Introduction on 14 September 2009
New Italian bond future can serve as a proxy for all non-triple A-rated European government bonds
The international derivatives exchange Eurex announced today that it will introduce a new future based on notional long-term debt instruments issued by the Republic of Italy (Buoni del Tesoro Poliennali – BTP) on 14 September 2009. The launch will extend the range of Eurex’s benchmark interest rate derivatives and aims to offer an appropriate hedge for all non-triple A-rated European government bonds and potentially other interest rate bearing instruments (i.e. swaps). Furthermore, the futures will add value to the Italian government bond market by enriching the basis and repo trading opportunities.

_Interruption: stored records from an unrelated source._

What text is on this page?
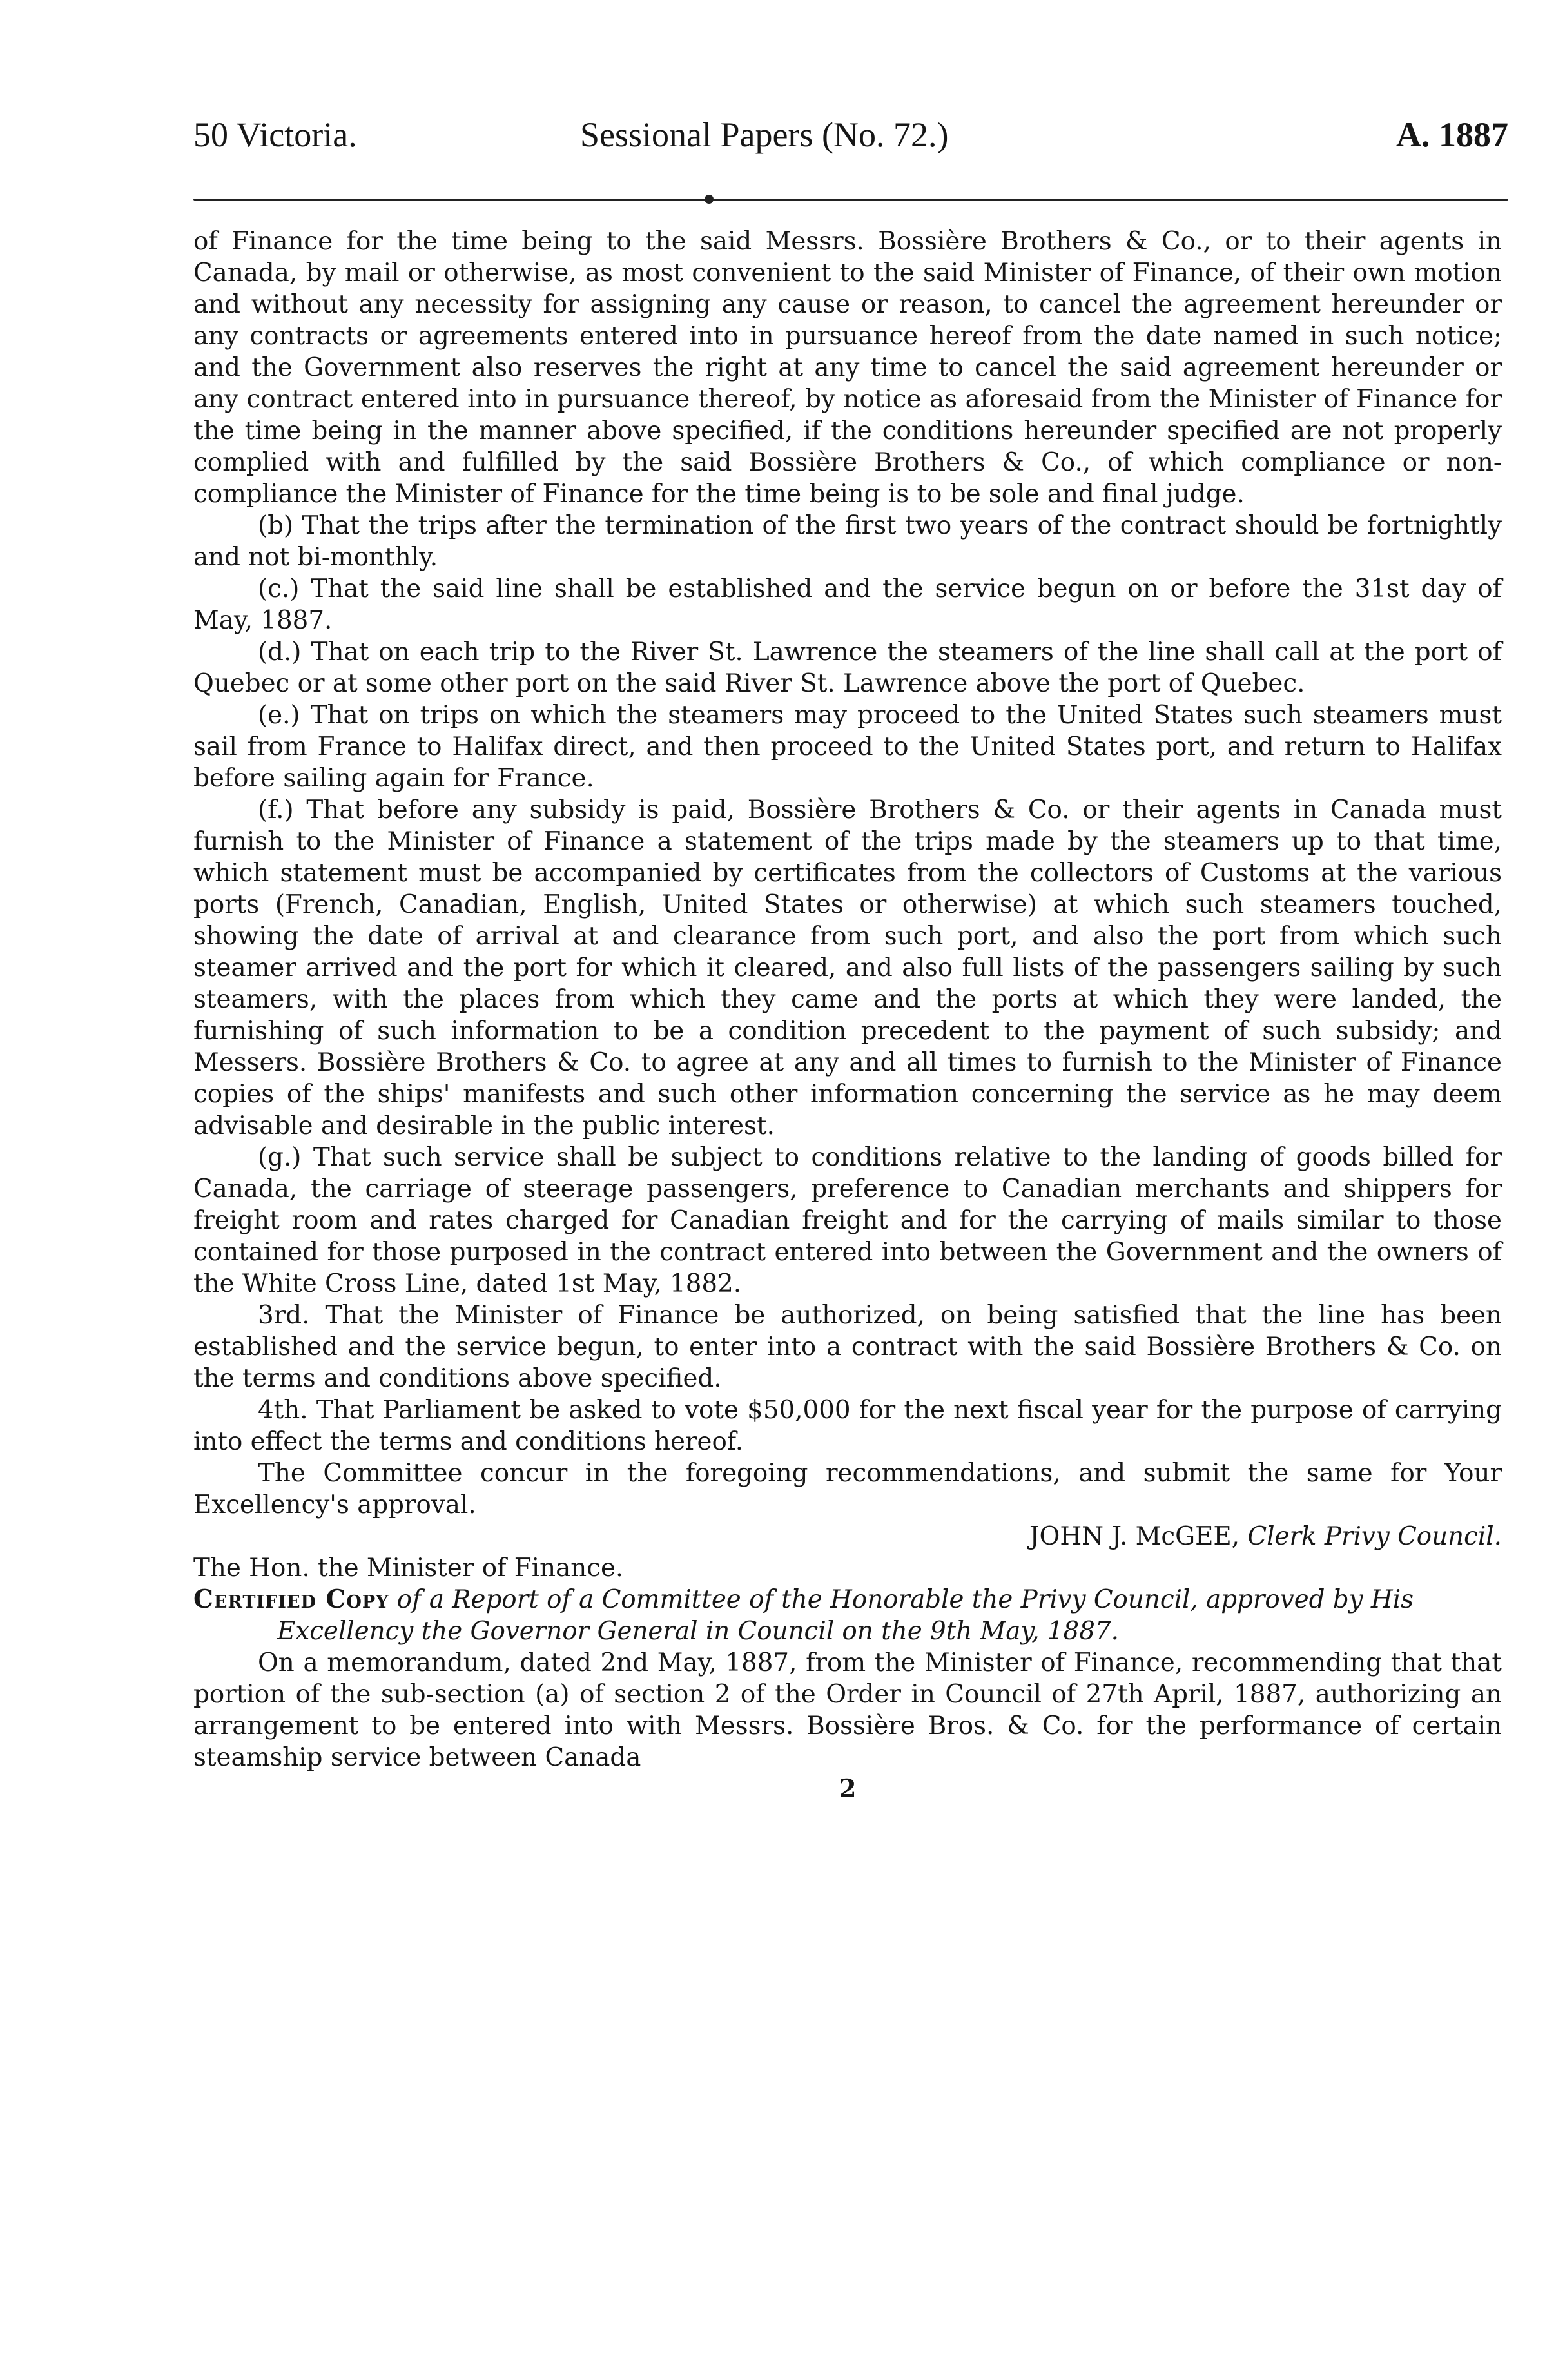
50 Victoria.	Sessional Papers (No. 72.)	A. 1887

of Finance for the time being to the said Messrs. Bossière Brothers & Co., or to their agents in Canada, by mail or otherwise, as most convenient to the said Minister of Finance, of their own motion and without any necessity for assigning any cause or reason, to cancel the agreement hereunder or any contracts or agreements entered into in pursuance hereof from the date named in such notice; and the Government also reserves the right at any time to cancel the said agreement hereunder or any contract entered into in pursuance thereof, by notice as aforesaid from the Minister of Finance for the time being in the manner above specified, if the conditions hereunder specified are not properly complied with and fulfilled by the said Bossière Brothers & Co., of which compliance or non-compliance the Minister of Finance for the time being is to be sole and final judge.

(b) That the trips after the termination of the first two years of the contract should be fortnightly and not bi-monthly.

(c.) That the said line shall be established and the service begun on or before the 31st day of May, 1887.

(d.) That on each trip to the River St. Lawrence the steamers of the line shall call at the port of Quebec or at some other port on the said River St. Lawrence above the port of Quebec.

(e.) That on trips on which the steamers may proceed to the United States such steamers must sail from France to Halifax direct, and then proceed to the United States port, and return to Halifax before sailing again for France.

(f.) That before any subsidy is paid, Bossière Brothers & Co. or their agents in Canada must furnish to the Minister of Finance a statement of the trips made by the steamers up to that time, which statement must be accompanied by certificates from the collectors of Customs at the various ports (French, Canadian, English, United States or otherwise) at which such steamers touched, showing the date of arrival at and clearance from such port, and also the port from which such steamer arrived and the port for which it cleared, and also full lists of the passengers sailing by such steamers, with the places from which they came and the ports at which they were landed, the furnishing of such information to be a condition precedent to the payment of such subsidy; and Messers. Bossière Brothers & Co. to agree at any and all times to furnish to the Minister of Finance copies of the ships' manifests and such other information concerning the service as he may deem advisable and desirable in the public interest.

(g.) That such service shall be subject to conditions relative to the landing of goods billed for Canada, the carriage of steerage passengers, preference to Canadian merchants and shippers for freight room and rates charged for Canadian freight and for the carrying of mails similar to those contained for those purposed in the contract entered into between the Government and the owners of the White Cross Line, dated 1st May, 1882.

3rd. That the Minister of Finance be authorized, on being satisfied that the line has been established and the service begun, to enter into a contract with the said Bossière Brothers & Co. on the terms and conditions above specified.

4th. That Parliament be asked to vote $50,000 for the next fiscal year for the purpose of carrying into effect the terms and conditions hereof.

The Committee concur in the foregoing recommendations, and submit the same for Your Excellency's approval.

JOHN J. McGEE, Clerk Privy Council.

The Hon. the Minister of Finance.

Certified Copy of a Report of a Committee of the Honorable the Privy Council, approved by His Excellency the Governor General in Council on the 9th May, 1887.

On a memorandum, dated 2nd May, 1887, from the Minister of Finance, recommending that that portion of the sub-section (a) of section 2 of the Order in Council of 27th April, 1887, authorizing an arrangement to be entered into with Messrs. Bossière Bros. & Co. for the performance of certain steamship service between Canada

2
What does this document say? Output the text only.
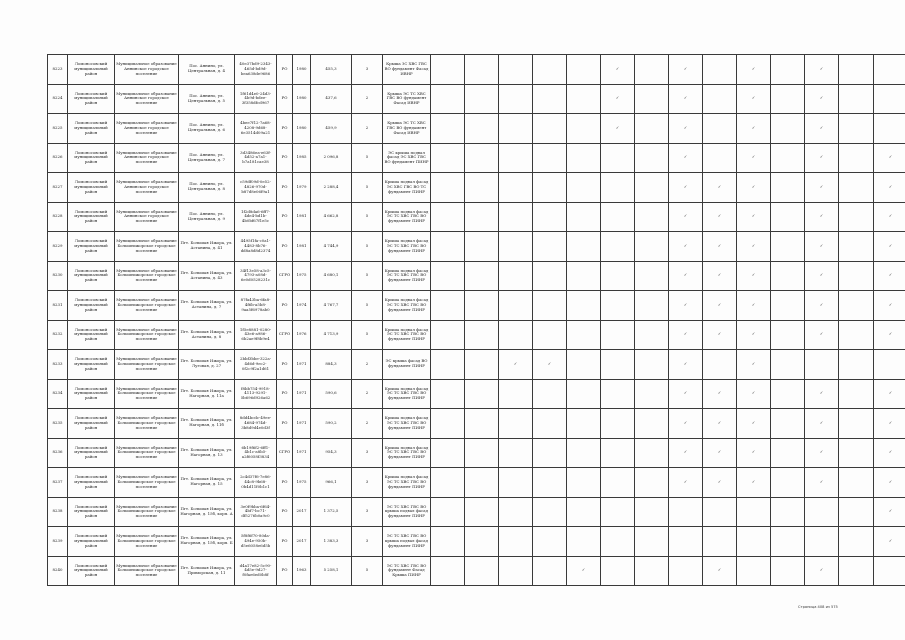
8223	Ломоносовский муниципальный район	Муниципальное образование Аннинское городское поселение	Пос. Аннино, ул. Центральная, д. 4	40e37bd9-2343-465d-bd9d-bea638de9686	РО	1980	455,3	3	Крыша ЗС ХВС ГВС ВО фундамент Фасад ИВНР						✓		✓		✓		✓		
8224	Ломоносовский муниципальный район	Муниципальное образование Аннинское городское поселение	Пос. Аннино, ул. Центральная, д. 5	1f61d4e0-24d3-4b9d-bdee-3f358dfcd967	РО	1980	437,6	2	Крыша ЭС ТС ХВС ГВС ВО фундамент Фасад ИВНР						✓		✓		✓		✓		
8225	Ломоносовский муниципальный район	Муниципальное образование Аннинское городское поселение	Пос. Аннино, ул. Центральная, д. 6	4bee7f12-7a68-4208-9d68-6e3514d09a21	РО	1980	459,9	2	Крыша ЭС ТС ХВС ГВС ВО фундамент Фасад ИВНР						✓		✓		✓		✓		
8226	Ломоносовский муниципальный район	Муниципальное образование Аннинское городское поселение	Пос. Аннино, ул. Центральная, д. 7	3d3486ea-e63f-4d52-a7a1-b7a181cae38	РО	1985	2 096,8	5	ЭС крыша подвал фасад ЭС ХВС ГВС ВО фундамент ПИНР								✓		✓		✓		✓
8227	Ломоносовский муниципальный район	Муниципальное образование Аннинское городское поселение	Пос. Аннино, ул. Центральная, д. 8	c59df09d-0e52-4826-970d-b87d8e06f9a1	РО	1979	2 288,4	5	Крыша подвал фасад ЭС ХВС ГВС ВО ТС фундамент ПИНР								✓	✓	✓		✓		✓
8228	Ломоносовский муниципальный район	Муниципальное образование Аннинское городское поселение	Пос. Аннино, ул. Центральная, д. 9	1f2d8da6-6ff7-4de4-bd1b-4b0bf67f1e5c	РО	1981	4 662,8	5	Крыша подвал фасад ЭС ТС ХВС ГВС ВО фундамент ПИНР								✓	✓	✓		✓		✓
8229	Ломоносовский муниципальный район	Муниципальное образование Большеижорское городское поселение	Пгт. Большая Ижора, ул. Астанина, д. 41	4495f1fa-c0a1-4483-8b76-dd8a8d8d2374	РО	1981	4 744,9	5	Крыша подвал фасад ЭС ТС ХВС ГВС ВО фундамент ПИНР								✓	✓	✓		✓		✓
8230	Ломоносовский муниципальный район	Муниципальное образование Большеижорское городское поселение	Пгт. Большая Ижора, ул. Астанина, д. 43	34f13e58-a3c5-4793-a08d-6e0d0528231c	СГРО	1975	4 680,1	5	Крыша подвал фасад ЭС ТС ХВС ГВС ВО фундамент ПИНР								✓	✓	✓		✓		✓
8231	Ломоносовский муниципальный район	Муниципальное образование Большеижорское городское поселение	Пгт. Большая Ижора, ул. Астанина, д. 7	87fa43ba-6fa8-4f6b-a5b8-9aa5f6978ab0	РО	1974	4 767,7	5	Крыша подвал фасад ЭС ТС ХВС ГВС ВО фундамент ПИНР								✓	✓	✓		✓		✓
8232	Ломоносовский муниципальный район	Муниципальное образование Большеижорское городское поселение	Пгт. Большая Ижора, ул. Астанина, д. 8	1f5e8881-0280-43e6-a986-6b2ae9f8b9e4	СГРО	1976	4 713,9	5	Крыша подвал фасад ЭС ТС ХВС ГВС ВО фундамент ПИНР								✓	✓	✓		✓		✓
8233	Ломоносовский муниципальный район	Муниципальное образование Большеижорское городское поселение	Пгт. Большая Ижора, ул. Луговая, д. 27	2bbf3bbe-322a-4d6d-9ec2-0f2c9f2a1d61	РО	1971	884,3	2	ЭС крыша фасад ВО фундамент ПИНР			✓	✓				✓		✓				
8234	Ломоносовский муниципальный район	Муниципальное образование Большеижорское городское поселение	Пгт. Большая Ижора, ул. Нагорная, д. 11а	f8bb754-9918-4113-9291-5b696d926a62	РО	1971	590,6	2	Крыша подвал фасад ЭС ТС ХВС ГВС ВО фундамент ПИНР								✓	✓	✓		✓		✓
8235	Ломоносовский муниципальный район	Муниципальное образование Большеижорское городское поселение	Пгт. Большая Ижора, ул. Нагорная, д. 11б	8dd4bcdc-49ee-4684-974d-3b8d9d4e0d3f	РО	1971	590,2	2	Крыша подвал фасад ЭС ТС ХВС ГВС ВО фундамент ПИНР								✓	✓	✓		✓		✓
8236	Ломоносовский муниципальный район	Муниципальное образование Большеижорское городское поселение	Пгт. Большая Ижора, ул. Нагорная, д. 13	6b19f6f2-6ff1-4b1c-a8b5-a2f6058f3834	СГРО	1971	954,3	3	Крыша подвал фасад ЭС ТС ХВС ГВС ВО фундамент ПИНР								✓	✓	✓		✓		✓
8237	Ломоносовский муниципальный район	Муниципальное образование Большеижорское городское поселение	Пгт. Большая Ижора, ул. Нагорная, д. 15	2c4d37f6-7e86-44c8-9b68-0b4d11f0b1c1	РО	1975	966,1	3	Крыша подвал фасад ЭС ТС ХВС ГВС ВО фундамент ПИНР								✓	✓	✓		✓		✓
8238	Ломоносовский муниципальный район	Муниципальное образование Большеижорское городское поселение	Пгт. Большая Ижора, ул. Нагорная, д. 15б, корп. А	3e0f9bba-6f64-4bf7-bc71-df5276b0a9c0	РО	2017	1 372,5	3	ЭС ТС ХВС ГВС ВО крыша подвал фасад фундамент ПИНР														✓
8239	Ломоносовский муниципальный район	Муниципальное образование Большеижорское городское поселение	Пгт. Большая Ижора, ул. Нагорная, д. 15б, корп. Б	5f8f6f70-80da-494e-950b-d5e6058e6d5b	РО	2017	1 383,3	3	ЭС ТС ХВС ГВС ВО крыша подвал фасад фундамент ПИНР														✓
8240	Ломоносовский муниципальный район	Муниципальное образование Большеижорское городское поселение	Пгт. Большая Ижора, ул. Приморская, д. 11	d4a17e82-5c90-4d5e-9d27-f0fae6ed0b8f	РО	1963	5 258,1	5	ЭС ТС ХВС ГВС ВО фундамент Фасад Крыша ПИНР					✓				✓			✓		
Страница 408 из 575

“Due to the financial market crisis, spreads between several European government bonds with lower ratings and German bonds have widened significantly. Thus, hedging for those non-triple A-rated government bonds using the Bund-Future has now become more difficult”, explained Peter Reitz, member of the Eurex Executive Board. ”Market participants have approached us for alternative hedging instruments for those bond markets”. He further pointed out: “In terms of outstanding amount and turnover the Italian bond market is the most important market.”
The design of the new futures is similar to the Bund-Future, so that they meet the hedging requirements of market participants and also enable efficient spread trading between the two 10-year government bond futures. The delivery window will be 8.5-11 years, the notional coupon will be six percent and the contract value will be €100,000. In addition, the tick size is set at 0.01 percent (10 euros per tick), in-line with Bund- and Bobl-futures. Trading hours will be from 8:00 am to 7:00 pm CET.
Eurex has received significant interest in the contract from the buy-side and sell-side and will offer a designated market making program. Several banks have expressed an interest in making markets to ensure liquidity from day one.